Das ich kein besonderer Freund des örtlichen Verkehrsunternehmens bin, hatte ich in der Vergangenheit schön öfter durchklingen lassen. Steigen die Preise regelmäßig an, so sinkt auch die gebotene Leistung und der Komfort für die Fahrgäste regelmäßig, was sich vor allem in Verspätungen und ausgefallenen Bahnen bemerkbar macht. Selbst wenn im Herbst/Winter das Wetter dem Beförderer mal ausnahmsweise keinen Ausreden liefert, ist die EVAG sehr kreativ im Erfinden von neuen Gründen um Verspätungen zu rechtfertigen.

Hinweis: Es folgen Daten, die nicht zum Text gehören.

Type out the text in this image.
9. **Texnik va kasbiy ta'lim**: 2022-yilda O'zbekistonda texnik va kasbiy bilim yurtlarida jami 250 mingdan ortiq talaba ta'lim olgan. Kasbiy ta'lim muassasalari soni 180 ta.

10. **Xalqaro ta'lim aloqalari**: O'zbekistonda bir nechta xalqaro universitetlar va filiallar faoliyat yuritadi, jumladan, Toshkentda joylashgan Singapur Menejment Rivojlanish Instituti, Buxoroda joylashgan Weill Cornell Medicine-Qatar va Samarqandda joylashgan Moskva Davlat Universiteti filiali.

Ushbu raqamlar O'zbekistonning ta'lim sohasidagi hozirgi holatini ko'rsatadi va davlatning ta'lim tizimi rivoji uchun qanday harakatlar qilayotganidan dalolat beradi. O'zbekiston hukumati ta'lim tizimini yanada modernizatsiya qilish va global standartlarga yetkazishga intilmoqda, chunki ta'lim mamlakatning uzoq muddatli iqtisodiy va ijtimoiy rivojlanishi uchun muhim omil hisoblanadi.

Die bei mir fast vor der Haustür liegende Haltestelle Zollverein gehört aufgrund des mittlerweile sehr hohen Touristenaufkommen zu den meist frequentierten Haltestellen in der Stadt. Als Tourist macht es ja auch Sinn, sich nicht dem elendigen Kampf um die vorhandenen Parkplätze auszusetzen, sondern gleich auf die öffentlichen Verkehrsmittel zu setzen und sich vom Bahnhof (Essen und auch Gelsenkirchen) zum Weltkulturerbe chauffieren zu lassen, ökologisch sinnvoll also. Um den Auswärtigen einen reibungslosen Ticketverkauf zu ermöglichen, steht an dieser Haltestelle, wie an jeder anderen auch, ein Fahrkartenautomat, der alle möglichen Fahrscheine nach Wahl ausdruckt, auch Gruppentickets, was ja bei mehr als 2 Millionen Besuchern der alten Industriestädte auch Sinn ergibt. Da die einfache Fahrt zu den Bahnhöfen Richtung Süden (Essen) oder Richtung Norden (Gelsenkirchen) jeweile pro Person 2,60 €, ab Januar sogar 2,70 € kostet, wird gerne auf ein oder mehr Viererticket zurückgegriffen um ein paar Cent zu sparen. Der Preis hierfür liegt aber so um die 10 €, so dass gerne Euroscheine zur Bezahlung genutzt werden.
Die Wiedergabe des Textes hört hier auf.